# Attestation of Marriage Certificate



## bilal486 (Sep 16, 2013)

Hello fellows,

I have recently got job offer in dubai and I am planning go there end of this month. And after settling there I have to call my wife and kid. Please let me know what are the documents needed for getting family visa, I heard I need marriage certificate (attested from ministry of Foreign Affairs ) + birth certificate of baby. Do I need to attest only english translation of Marriage certificate or attestation of Arabic translation is also required. Please guide me. Thanks in advance


----------



## imac (Oct 14, 2012)

Sweet Jebus...

This was on page 3!!

http://www.expatforum.com/expats/dubai-expat-forum-expats-living-dubai/196642-family-wife-visa.html

Short answer... get the original attested from everyone who needs to stamp (any local municipality/local government there, your foreign affairs there, UAE embassy there, UAE foreign affairs here)

once you are here, get it legally translated into Arabic...

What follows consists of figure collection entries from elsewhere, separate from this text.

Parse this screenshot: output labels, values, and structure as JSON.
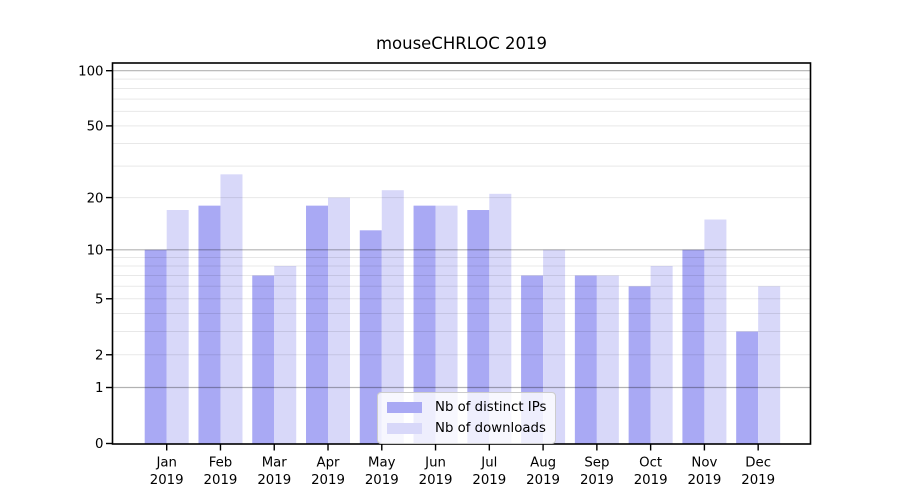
{
  "chart_data": {
    "type": "bar",
    "title": "mouseCHRLOC 2019",
    "x_tick_second_line": "2019",
    "categories": [
      "Jan",
      "Feb",
      "Mar",
      "Apr",
      "May",
      "Jun",
      "Jul",
      "Aug",
      "Sep",
      "Oct",
      "Nov",
      "Dec"
    ],
    "series": [
      {
        "name": "Nb of distinct IPs",
        "color": "#a9a9f4",
        "values": [
          10,
          18,
          7,
          18,
          13,
          18,
          17,
          7,
          7,
          6,
          10,
          3
        ]
      },
      {
        "name": "Nb of downloads",
        "color": "#d8d8f9",
        "values": [
          17,
          27,
          8,
          20,
          22,
          18,
          21,
          10,
          7,
          8,
          15,
          6
        ]
      }
    ],
    "y_axis": {
      "scale": "log10(value+1)",
      "tick_labels": [
        100,
        50,
        20,
        10,
        5,
        2,
        1,
        0
      ],
      "major_gridlines": [
        100,
        10,
        1
      ],
      "minor_gridlines": [
        90,
        80,
        70,
        60,
        50,
        40,
        30,
        20,
        9,
        8,
        7,
        6,
        5,
        4,
        3,
        2
      ]
    },
    "legend": {
      "position": "inside-bottom-center"
    },
    "colors": {
      "axis": "#000000",
      "major_grid": "rgba(0,0,0,0.30)",
      "minor_grid": "rgba(0,0,0,0.09)",
      "background": "#ffffff"
    }
  }
}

Marriage and birth both...


----------



## uberkoen (Sep 12, 2013)

bilal486 said:


> Hello fellows,
> 
> I have recently got job offer in dubai and I am planning go there end of this month. And after settling there I have to call my wife and kid. Please let me know what are the documents needed for getting family visa, I heard I need marriage certificate (attested from ministry of Foreign Affairs ) + birth certificate of baby. Do I need to attest only english translation of Marriage certificate or attestation of Arabic translation is also required. Please guide me. Thanks in advance


Just get the LEGAL ARABIC translation for the English version of the marriage certificate and birth certificate and get them attested at the Ministry of Foreign Affairs. Once you have this you can apply for their visa.


----------